Two proposals representing the views of 5,479 residents in Beijing and 7,000 from Central China's Hunan province were submitted to the Legislative Affairs Office of the State Council on Wednesday, the Beijing News reported on Wednesday.

"We must give our opinions because the law will relate to our personal interests," Luo Qichun, who is in charge of collecting the signed comments of the Beijing residents, told the paper.

"I hope the policy will speak exactly for the people," said Huan Tiejun, who collected the comments in Hunan.

Mao Shoulong, a professor at the public administration college of Renmin University of China, said: "It's very important for the citizens to discuss their possible losses and gains (related to building requisitions) in detail."

In addition, two institutions at Peking University delivered their written opinions to the office earlier this week, the Beijing Times reported on Wednesday.

The office has been receiving opinions from the public since Dec 15 when it published the second draft of the Ordinance on the Requisition and Compensation of Buildings on State-owned Land.

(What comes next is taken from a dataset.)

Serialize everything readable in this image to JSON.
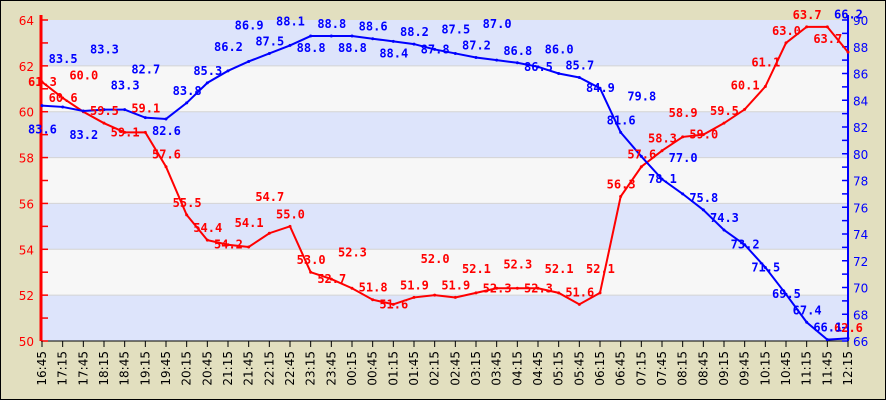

The move came after the office revised the first draft published in late January on the basis of more than 65,000 comments and suggestions submitted by the public.

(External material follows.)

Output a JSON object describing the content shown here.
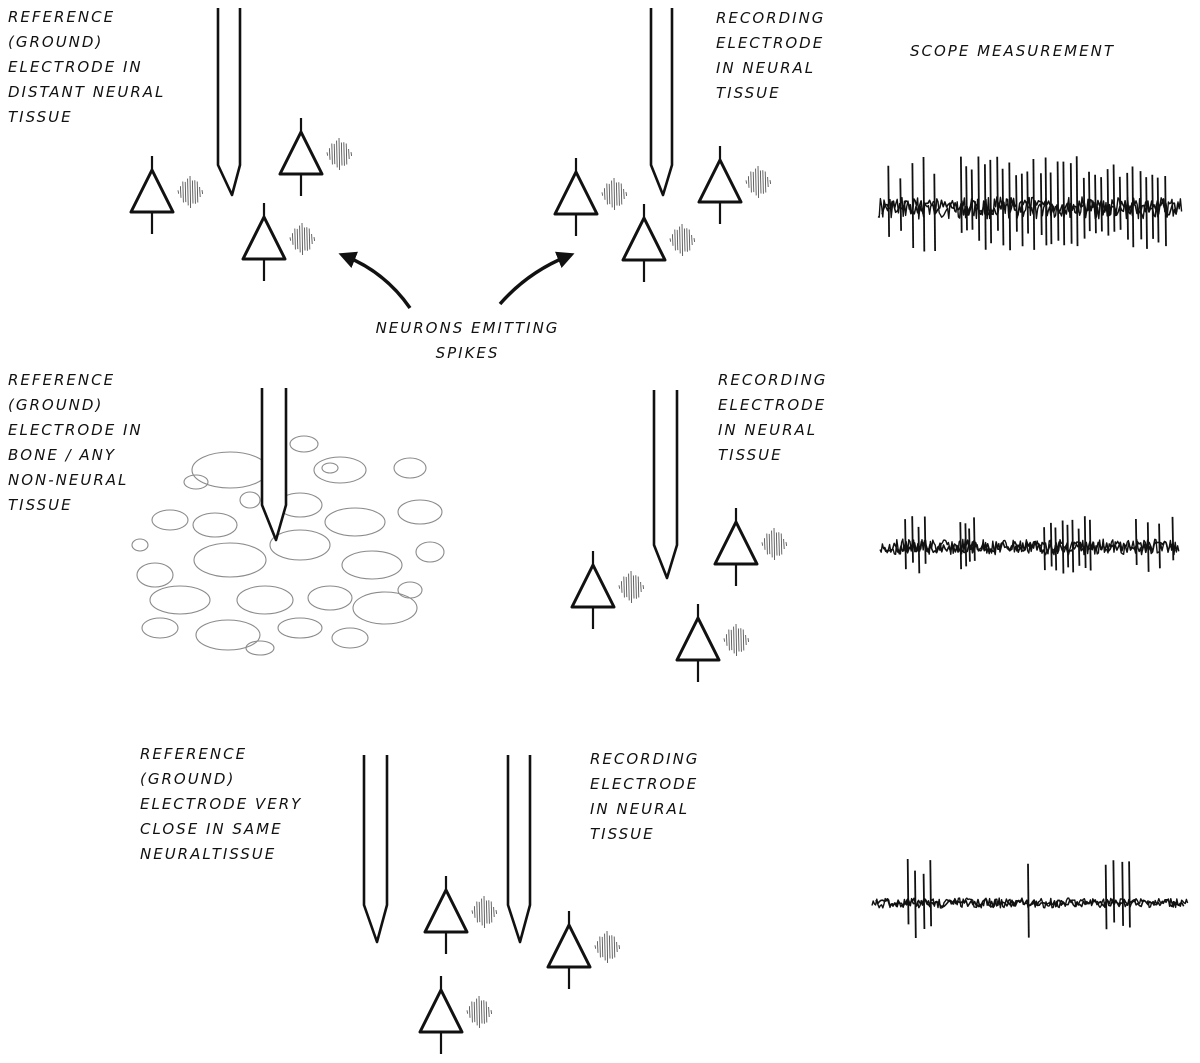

The second draft says that local governments will not be allowed to use their administrative rights to forcibly demolish citizens' properties, and that forced home demolitions must go through the courts.

The new draft also prohibits any organization or individual from using violence, threats or other illegal acts, such as cutting off water, electricity and transport access, to force relocations.

The draft has attracted a lot of public attention as building and land requisitions have caused violence between owners and developers, and even suicides on the part of some owners, events that sparked public outcries.

As of late Wednesday, more than 9,000 participants had submitted their opinions about the draft, according to the official website set up to canvass public opinion.

They can also hand in their opinions at the office, or post or e-mail them.